Re: induced emf again

[Ludwik Kowalski <kowalskiL@MAIL.MONTCLAIR.EDU>]

1) Bob is right again. To see this I am looking at
Feynman's Figure 17.1 (vol 2). In this illustration
the lower end of the cross bar would be positive
and the induced current would be clockwise.

To produce a clockwise current with v=0 the magnetic
field must decrease, for example, by pulling the S-pole
of a magnet toward me (away from the plane of the
loop). Note that I am referring at the same Figure 17.2
and applying Lenz's rule. The lower end of the cross
bar is again positive.

2) This realization brings back the initial question. What
can one do, experimentally, to show that Feynman is
correct? His arguments are based on gedankenning,
that is on theoretical considerations. If two effects are
different then there should exist an experimental way
of distinguishing between them. Any suggestion?

3) Note that in Figure 17.2 Feynman shows an easy
to perform experiment in which the emf is induced
while the dFLUX/dt is zero. But I am having difficulty
in penetrating his Figure 17.3 experiment. Assuming
that the "slightly curved edges"  of the copper plates
are circular I made a paper model of them. Wires
connected to the galvanometer (in my paper model)
touch the plates at their centers. I keep one semicircle
fixed and rock the other. This convinces me that the
area of the loop is indeed changing so that the
dFLUX/dt is not zero.

But what evidence is used to justify that "there is no
emf" in this case? The galvanometer in Figure 17.3,
by the way, shows that the current is flowing. This
would indicate the the emf is not zero.
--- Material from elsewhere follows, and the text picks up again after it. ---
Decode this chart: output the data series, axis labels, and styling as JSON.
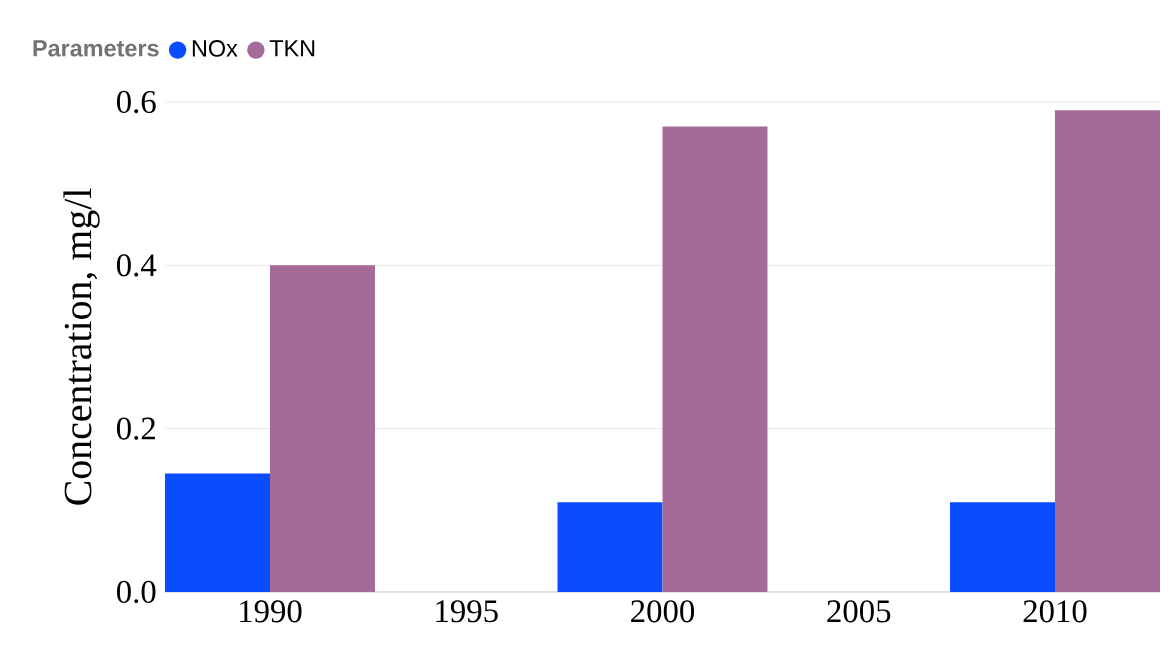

What am I
missing in this case?

4) It occurred to me that it would be desirable, in the
experiment suggested yesterday (see below), to
increase the resistance of the cross bar, for example,
by using three times thinner wire. In that case the
voltage on the cross bar could be made nearly as
large as the emf (rather then only 25% of emf).
Ludwik Kowalski

Bob Sciamanda wrote:

> I don't think so, Ludwik.
> With the currents in the same direction, the driving emfs will also be in
> the same direction.  In the moving bar (stationary magnet) case you measure
> the PD created by the terminal charges - this will be a rise in the
> direction of VxB and the emf.  If instead you move the magnet (staionary
> wires) so as to get a current in that same direction, you will measure an
> emf in that same direction - it will now be due to a CurlE=-dB/dt effect and
> will be distributed around the loop but the direction will still be in the
> direction of the current!  I don't see what you are proving.
>
> Bob Sciamanda (W3NLV)
> Physics, Edinboro Univ of PA (em)
> trebor@velocity.net
> http://www.velocity.net/~trebor
> ----- Original Message -----
> From: "Ludwik Kowalski" <kowalskiL@MAIL.MONTCLAIR.EDU>
> To: <PHYS-L@lists.nau.edu>
> Sent: Monday, May 06, 2002 9:38 PM
> Subject: Re: induced emf again
>
> > In the previous message I suggested an experiment to
> > test Feynman's idea that the so-called "flux rule" covers
> > two distinct phenomena. I wrote:
> >
> > > Use a voltmeter to find out about the direction of E
> > > lines inside the rod, use a galvanometer to determine
> > > the direction of the current. ... The experiment  should
> > > be performed twice: (a) when the rod is sliding in a
> > > constant magnetic field and (b) when the rod is
> > > stationary but the magnetic field is changing. In
> > > the first case the direction of E inside the rod will be
> > > opposite to the direction of conventional current, in
> > > the second the two directions will coincide.
> >
> > It turns out that using a galvanometer (to determine
> > the direction of the current) makes determinations
> > of the direction of E (in the cross bar) very difficult.
> > This has to do with the galvanometer's resistance
> > of about 100 ohms. The direction of I can be
> > determined with a compass needle.
> >
> > Here are some practical considerations:
> >
> > 1) We have copper wire whose diameter is 5 mm.
> > The length of the U-shaped rail will be 5+5+5=15 cm;
> > the effective length of the cross bar will be 5 cm. This
> > means that the total R will be 0.0173 ohms.
> >
> > 2) Suppose B=0.5 T (a neodymium magnet) and that
> > dt=0.25 second. With the d(AREA)=25 cm^2 the
> > emf will be 0.01 volts. The current will be 1.15 A.
> >
> > 3) The voltage across the bar will 25% of the total
> > or 2.5 mV; its polarity can be measured with the
> > oscilloscope. Note that the voltage on the cross
> > bar would be negligible is q 100 ohm galvanometer
> > was inserted into the loop. The measured polarity
> > (for a fixed direction of electric current) is expected
> > to be different for two ways of changing the flux
> > (sliding the bar versus moving the magnet). Any comments?
> > Ludwik Kowalski